Menurutnya, meskipun pemerintah sudah membentuk Satgas Pencegahan Covid-19 Provinsi Bali yang bertugas memonitor ke pasar tradisional maupun modern dengan beranggotakan Satpol PP serta TNI/Polri, tapi karena keterbatasan jumlah personel dia memandang perlu dibentuk juga satgas khusus oleh pengelola untuk menerapkan protokol kesehatan dan pencegahan Covid-19 di pasar modern.

“Secara accidental tentu saja Satgas Prov Bali akan turun untuk memantau penerapan protokol kesehatan di pasar modern, tapi tentu saja tidak bisa setiap hari. Sehingga kami minta sehari-hari satgas khusus dari masing-masing pasar modern untuk memonitor,” jelasnya dalam rapat yang juga diikuti oleh Kadisperindag Kabupaten/Kota, Asosiasi Pengusaha Ritel Indonesia (Aprindo), Asosiasi Pengelola Pusat Belanja Indonesia (APPBI), serta perwakilan Pusat Perbelanjaan Oleh-oleh di Bali.

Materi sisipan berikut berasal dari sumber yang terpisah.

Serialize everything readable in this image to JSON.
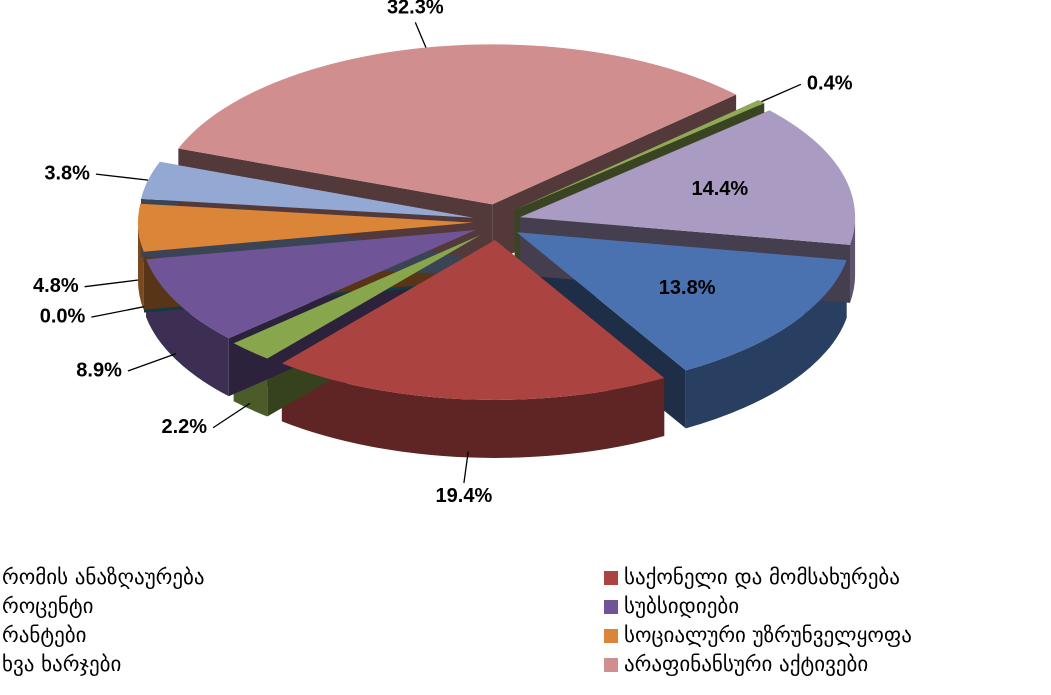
{
  "chart_data": {
    "type": "pie",
    "categories": [
      "რომის ანაზღაურება",
      "საქონელი და მომსახურება",
      "როცენტი",
      "სუბსიდიები",
      "რანტები",
      "სოციალური უზრუნველყოფა",
      "ხვა ხარჯები",
      "არაფინანსური აქტივები",
      null,
      null
    ],
    "values": [
      13.8,
      19.4,
      2.2,
      8.9,
      0.0,
      4.8,
      3.8,
      32.3,
      0.4,
      14.4
    ],
    "value_labels": [
      "13.8%",
      "19.4%",
      "2.2%",
      "8.9%",
      "0.0%",
      "4.8%",
      "3.8%",
      "32.3%",
      "0.4%",
      "14.4%"
    ],
    "colors": [
      "#4a72b0",
      "#ab4341",
      "#88a64c",
      "#6f5497",
      "#2f8ea8",
      "#da8537",
      "#93a9d4",
      "#d08e8e",
      "#90aa58",
      "#a99bc2"
    ],
    "legend": "bottom"
  }
}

Lebih lanjut, Sekda Dewa Indra menjelaskan tugas dari satgas khusus ini adalah untuk terus memonitoring penerapan protokol kesehatan dan pencegahan Covid-19 di tempat usahanya masing-masing. “Jadi satgas ini nanti bertugas untuk memastikan semua berjalan lancar. Satgas ini harus mengecek semua pengunjung memakai masker, pengecekan suhu tubuh, pengecekan ketersediaan sabun untuk cuci tangan serta mengecek ketersediaan hand sanitizer di tempat usahanya,” imbuhnya.

Baca Juga  Update Covid-19 Kamis (21/5) Kasus Positif hanya dari Transmisi Lokal, Dewa Indra: Masih Ada Warga tak Indahkan Upaya Pencegahan

Meskipun nantinya sudah terbentuk satgas khusus tersebut, namun Dewa Indra juga menegaskan jika tim Satgas Covid-19 Prov Bali akan sewaktu-waktu memonitor pelaksanaan pencegahan Covid-19. “Saya percaya pasar modern pasti bisa menerapkan protokol kesehatan dengan lebih baik dibandingkan dengan pasar tradisional,” jelasnya.

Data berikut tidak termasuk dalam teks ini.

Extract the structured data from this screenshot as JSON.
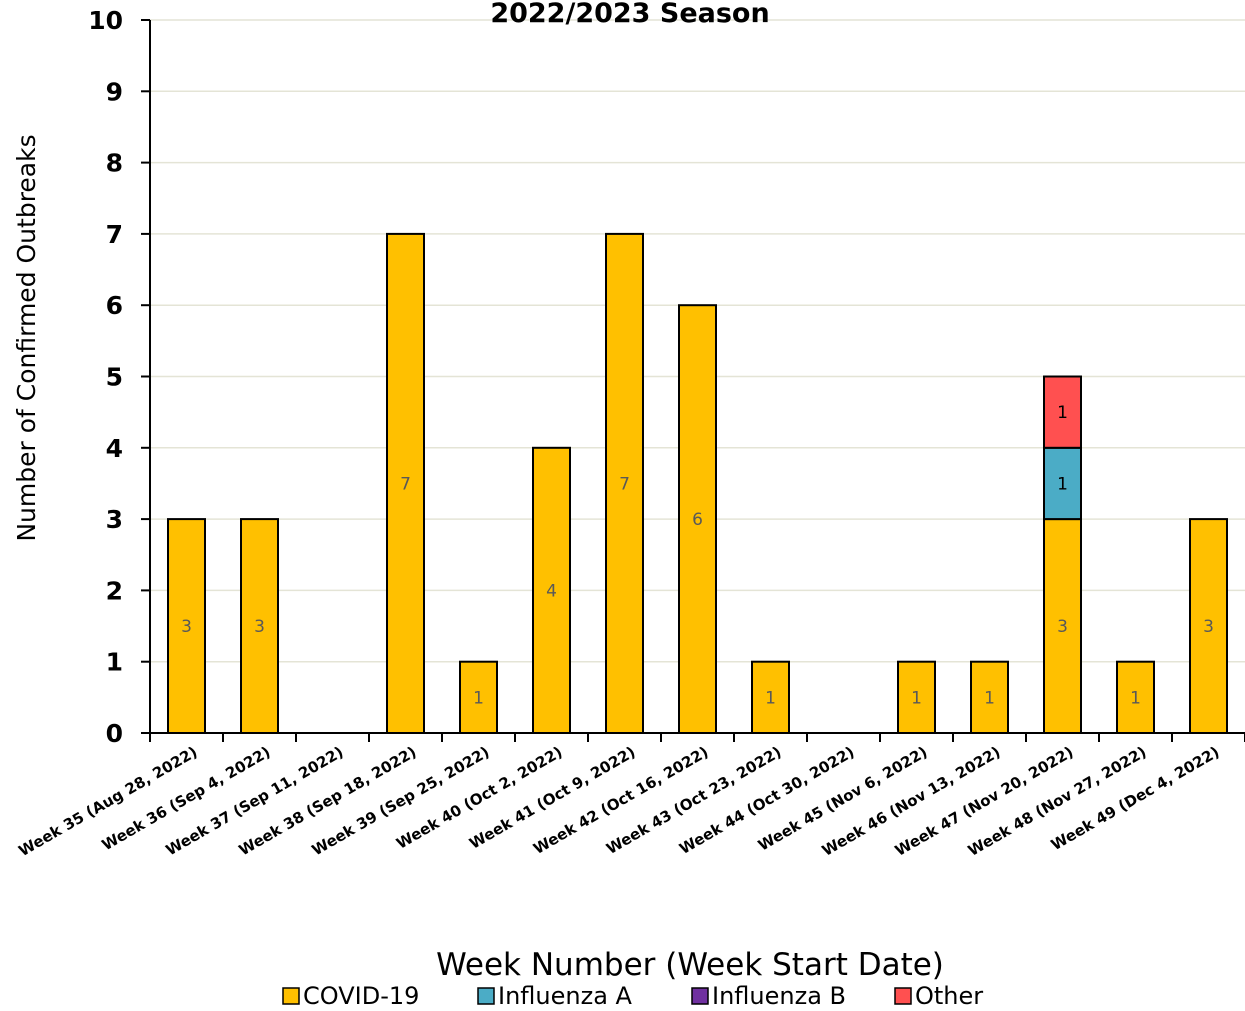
{
  "chart_data": {
    "type": "bar",
    "stacked": true,
    "title": "2022/2023 Season",
    "xlabel": "Week Number (Week Start Date)",
    "ylabel": "Number of Confirmed Outbreaks",
    "ylim": [
      0,
      10
    ],
    "yticks": [
      "0",
      "1",
      "2",
      "3",
      "4",
      "5",
      "6",
      "7",
      "8",
      "9",
      "10"
    ],
    "grid": true,
    "legend_position": "bottom",
    "categories": [
      "Week 35 (Aug 28, 2022)",
      "Week 36 (Sep 4, 2022)",
      "Week 37 (Sep 11, 2022)",
      "Week 38 (Sep 18, 2022)",
      "Week 39 (Sep 25, 2022)",
      "Week 40 (Oct 2, 2022)",
      "Week 41 (Oct 9, 2022)",
      "Week 42 (Oct 16, 2022)",
      "Week 43 (Oct 23, 2022)",
      "Week 44 (Oct 30, 2022)",
      "Week 45 (Nov 6, 2022)",
      "Week 46 (Nov 13, 2022)",
      "Week 47 (Nov 20, 2022)",
      "Week 48 (Nov 27, 2022)",
      "Week 49 (Dec 4, 2022)"
    ],
    "series": [
      {
        "name": "COVID-19",
        "color": "#FFC000",
        "label_color": "#595959",
        "values": [
          3,
          3,
          0,
          7,
          1,
          4,
          7,
          6,
          1,
          0,
          1,
          1,
          3,
          1,
          3
        ]
      },
      {
        "name": "Influenza A",
        "color": "#4BACC6",
        "label_color": "#000000",
        "values": [
          0,
          0,
          0,
          0,
          0,
          0,
          0,
          0,
          0,
          0,
          0,
          0,
          1,
          0,
          0
        ]
      },
      {
        "name": "Influenza B",
        "color": "#7030A0",
        "label_color": "#000000",
        "values": [
          0,
          0,
          0,
          0,
          0,
          0,
          0,
          0,
          0,
          0,
          0,
          0,
          0,
          0,
          0
        ]
      },
      {
        "name": "Other",
        "color": "#FF5050",
        "label_color": "#000000",
        "values": [
          0,
          0,
          0,
          0,
          0,
          0,
          0,
          0,
          0,
          0,
          0,
          0,
          1,
          0,
          0
        ]
      }
    ]
  }
}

Dewa Indra mendorong agar pasar modern bisa menjadi contoh dan menyiapkan semuanya secepatnya, sebelum menuju tatanan kehidupan new normal. “Saya menyadari jika keinginan para pengusaha untuk membuka sektor perekonomian sangat kencang. Akan tetapi, pemerintah tentu saja harus memikirkan dari segi kesehatan dan keselamatan masyarakat juga,” jelasnya. Untuk itu ia mengajak semua pengelola pasar modern maupun asosiasi untuk ikut memperkuat upaya pencegahan serta turut serta mengedukasi masyarakat tentang protokol kesehatan.

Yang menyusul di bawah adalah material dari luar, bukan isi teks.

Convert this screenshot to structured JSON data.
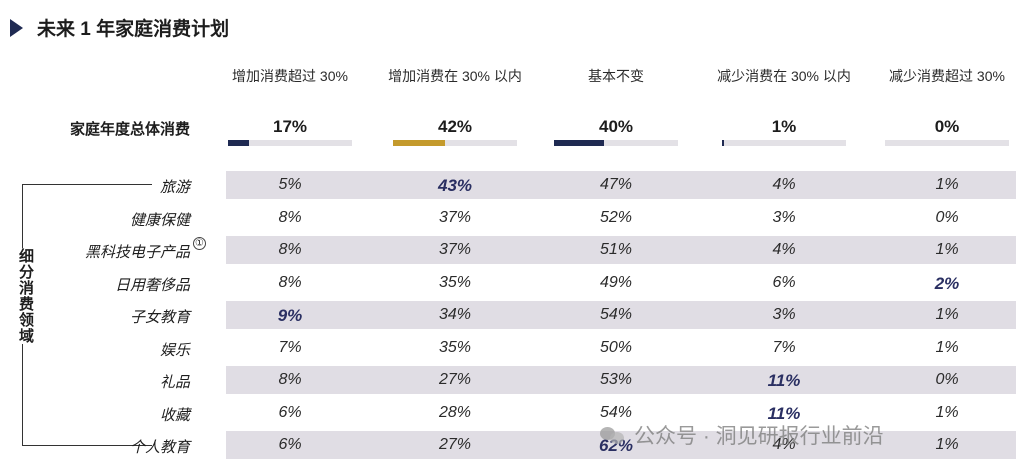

Ia memaparkan, alasan perlunya dibentuk satgas khusus karena akhir-akhir ini transmisi lokal terus meningkat di Bali dan klaster pasar tradisional ditemukan sebagai tempat penyebaran tersebut. Seperti data per tanggal 1 Juli 2020, Dewa Indra memaparkan terdapat penambahan jumlah kasus positif Covid-19 sebanyak 34 orang sehingga jumlah kasus kumulatif pasien positif menjadi 1.527 orang. “Penambahan semua kasus positif hari ini adalah dikarenakan transmisi lokal, dan masih didominasi oleh kota Denpasar sebanyak 16 kasus,” bebernya.

Selain penambahan kasus positif, Sekda Dewa Indra juga memberikan kabar baik yaitu bertambahnya pasien yang sembuh dari Covid-19. “Hari ini pasien yang sembuh cukup banyak, berjumlah 62 orang. Seluruh pasien yang sembuh tercatat pasien yang mengidap Covid-19 karena transmisi lokal,” imbuhnya. Dengan data kesembuhan pasien kali ini, maka jumlah pasien yang sembuh hingga 1 Juli 2020 sebanyak 860 orang.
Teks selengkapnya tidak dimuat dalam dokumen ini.